New Insights into the Dependence of Glass Transition Temperature and Dynamic Fragility on Molecular Weight in Oligomers and Polymers

TL;DR

This paper explores how the glass transition temperature and dynamic fragility of polymers depend on molecular weight, revealing linear relationships and unifying behavior across oligomers and high polymers through theoretical modeling.

Contribution

It demonstrates that T_{g} and relaxation times scale linearly with 1/M, unifying oligomer and polymer behavior using the SL-TS2 theory and thermodynamical scaling.

Findings

Relaxation time curves collapse onto a master curve across oligomers and polymers.

T_{g} and fragility are linear functions of 1/M, consistent with Fox-Flory.

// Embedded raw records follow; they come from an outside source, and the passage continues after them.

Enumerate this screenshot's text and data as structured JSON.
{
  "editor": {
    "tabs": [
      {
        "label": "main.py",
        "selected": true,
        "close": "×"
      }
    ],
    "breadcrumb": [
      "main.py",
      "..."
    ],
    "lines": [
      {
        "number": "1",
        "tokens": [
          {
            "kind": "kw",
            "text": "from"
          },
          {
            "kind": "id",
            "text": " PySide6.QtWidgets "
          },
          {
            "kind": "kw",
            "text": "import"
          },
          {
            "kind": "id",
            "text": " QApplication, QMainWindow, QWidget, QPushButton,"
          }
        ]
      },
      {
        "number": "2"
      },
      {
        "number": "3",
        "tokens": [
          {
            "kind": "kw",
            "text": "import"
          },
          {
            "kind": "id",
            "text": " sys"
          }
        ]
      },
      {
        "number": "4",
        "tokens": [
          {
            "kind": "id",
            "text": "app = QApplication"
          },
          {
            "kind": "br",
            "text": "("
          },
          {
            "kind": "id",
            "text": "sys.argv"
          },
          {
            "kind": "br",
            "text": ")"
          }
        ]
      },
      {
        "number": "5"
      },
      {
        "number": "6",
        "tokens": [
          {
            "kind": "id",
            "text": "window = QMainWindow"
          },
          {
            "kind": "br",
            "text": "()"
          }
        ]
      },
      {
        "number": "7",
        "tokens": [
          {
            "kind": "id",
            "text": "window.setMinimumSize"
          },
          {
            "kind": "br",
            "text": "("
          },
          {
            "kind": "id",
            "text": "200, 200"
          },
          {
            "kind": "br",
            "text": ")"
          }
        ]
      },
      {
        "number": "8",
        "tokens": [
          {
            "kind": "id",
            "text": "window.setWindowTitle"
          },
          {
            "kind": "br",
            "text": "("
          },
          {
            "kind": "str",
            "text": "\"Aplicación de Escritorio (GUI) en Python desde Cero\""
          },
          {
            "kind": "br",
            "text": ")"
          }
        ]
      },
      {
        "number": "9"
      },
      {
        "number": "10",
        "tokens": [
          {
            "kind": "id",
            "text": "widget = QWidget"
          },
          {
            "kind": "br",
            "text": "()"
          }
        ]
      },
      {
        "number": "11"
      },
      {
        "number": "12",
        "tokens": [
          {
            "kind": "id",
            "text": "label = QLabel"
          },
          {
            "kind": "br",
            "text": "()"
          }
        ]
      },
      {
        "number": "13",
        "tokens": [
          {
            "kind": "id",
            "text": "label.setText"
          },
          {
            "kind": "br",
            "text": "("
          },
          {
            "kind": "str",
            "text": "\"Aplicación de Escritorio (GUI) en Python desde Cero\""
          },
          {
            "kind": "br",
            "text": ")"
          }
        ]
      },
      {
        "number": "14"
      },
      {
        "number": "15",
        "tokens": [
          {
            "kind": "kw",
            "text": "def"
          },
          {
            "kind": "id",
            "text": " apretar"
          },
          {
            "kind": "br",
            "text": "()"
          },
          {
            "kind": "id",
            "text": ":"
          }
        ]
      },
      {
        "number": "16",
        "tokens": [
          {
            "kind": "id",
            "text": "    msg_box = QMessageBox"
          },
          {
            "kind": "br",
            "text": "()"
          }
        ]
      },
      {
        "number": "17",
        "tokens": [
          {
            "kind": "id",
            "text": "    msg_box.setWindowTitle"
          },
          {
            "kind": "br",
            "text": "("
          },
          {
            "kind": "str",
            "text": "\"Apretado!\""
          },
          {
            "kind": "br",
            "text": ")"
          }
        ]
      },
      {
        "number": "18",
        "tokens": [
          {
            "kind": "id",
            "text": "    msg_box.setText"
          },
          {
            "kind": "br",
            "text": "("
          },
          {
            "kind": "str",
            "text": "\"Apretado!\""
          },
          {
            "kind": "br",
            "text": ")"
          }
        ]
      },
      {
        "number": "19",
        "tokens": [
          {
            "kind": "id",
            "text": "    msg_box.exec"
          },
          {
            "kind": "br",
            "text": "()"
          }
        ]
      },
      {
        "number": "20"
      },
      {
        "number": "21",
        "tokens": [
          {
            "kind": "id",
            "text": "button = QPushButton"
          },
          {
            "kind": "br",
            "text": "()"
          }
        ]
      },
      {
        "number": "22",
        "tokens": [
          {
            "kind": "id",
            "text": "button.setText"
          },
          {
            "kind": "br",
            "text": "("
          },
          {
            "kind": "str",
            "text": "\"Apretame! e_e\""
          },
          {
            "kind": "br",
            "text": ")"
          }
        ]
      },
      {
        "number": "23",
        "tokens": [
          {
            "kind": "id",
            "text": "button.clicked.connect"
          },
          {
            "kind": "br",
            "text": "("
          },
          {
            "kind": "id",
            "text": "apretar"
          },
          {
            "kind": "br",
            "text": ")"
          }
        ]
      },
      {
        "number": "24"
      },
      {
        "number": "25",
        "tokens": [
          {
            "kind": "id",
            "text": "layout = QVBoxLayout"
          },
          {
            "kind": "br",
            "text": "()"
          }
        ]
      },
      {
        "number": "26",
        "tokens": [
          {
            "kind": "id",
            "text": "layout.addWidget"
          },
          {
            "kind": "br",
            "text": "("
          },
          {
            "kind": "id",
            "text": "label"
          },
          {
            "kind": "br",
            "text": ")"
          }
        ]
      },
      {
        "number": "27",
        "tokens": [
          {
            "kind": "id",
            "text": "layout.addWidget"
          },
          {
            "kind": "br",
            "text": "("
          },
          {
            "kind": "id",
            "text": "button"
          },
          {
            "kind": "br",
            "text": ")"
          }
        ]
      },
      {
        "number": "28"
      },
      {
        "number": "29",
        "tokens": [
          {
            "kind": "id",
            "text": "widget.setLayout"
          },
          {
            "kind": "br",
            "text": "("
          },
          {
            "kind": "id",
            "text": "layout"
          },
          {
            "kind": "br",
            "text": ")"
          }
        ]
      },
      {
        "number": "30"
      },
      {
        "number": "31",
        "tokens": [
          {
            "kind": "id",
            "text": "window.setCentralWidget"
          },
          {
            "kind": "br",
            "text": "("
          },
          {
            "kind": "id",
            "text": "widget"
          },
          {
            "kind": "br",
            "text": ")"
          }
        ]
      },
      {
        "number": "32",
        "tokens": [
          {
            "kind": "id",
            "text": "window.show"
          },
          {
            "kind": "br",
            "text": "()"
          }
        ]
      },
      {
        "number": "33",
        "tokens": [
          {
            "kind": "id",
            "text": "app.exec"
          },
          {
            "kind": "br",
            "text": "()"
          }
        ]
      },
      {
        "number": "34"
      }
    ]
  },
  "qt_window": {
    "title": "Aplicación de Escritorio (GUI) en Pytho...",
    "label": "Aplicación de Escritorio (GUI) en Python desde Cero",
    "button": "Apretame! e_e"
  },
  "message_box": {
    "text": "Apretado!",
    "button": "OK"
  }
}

Theoretical interpretation aligns with thermodynamical and thermal expansion principles.

Abstract

In an earlier preprint (V. V. Ginzburg, O. V. Gendelman, R. Casalini, and A. Zaccone, arxiv:2409.17291), we demonstrated that the dynamic (relaxation time) and volume equations of state for many amorphous polymers are near-universal -- each material is characterized by two governing parameters -- the glass transition temperature, T_{g}, and the elementary relaxation time, /tau_{el}. The dynamic fragility, m, is uniquely related to /tau_{el}. The earlier analysis was based on the data for high polymers (degree of polymerization, N > 200, and molecular weight, Mw > 20,000 g/mol). Here, we investigate the dependence of T_{g} and /tau_{el} on N (or, equivalently, on the molecular weight, M). We consider the dielectric spectroscopy data for homologous series of four polymers: polystyrene (PS), poly-(2-vinylpyridine) (P2VP), poly(dimethylsiloxane) (PDMS), and polybutadiene (PB). It is shown that the relaxation time curves for various oligomers can be successfully collapsed onto the same master curve as the high polymers. The glass transition temperature and the dynamic fragility are found to be linear functions of 1/M, in agreement with the Fox-Flory equation. The scaling results are interpreted based on the SL-TS2 theory, ensuring that the model description is consistent with the Boyer rules for the coefficients of thermal expansion above and below T_{g}, as well as the thermodynamical scaling for the pressure dependence of the relaxation time.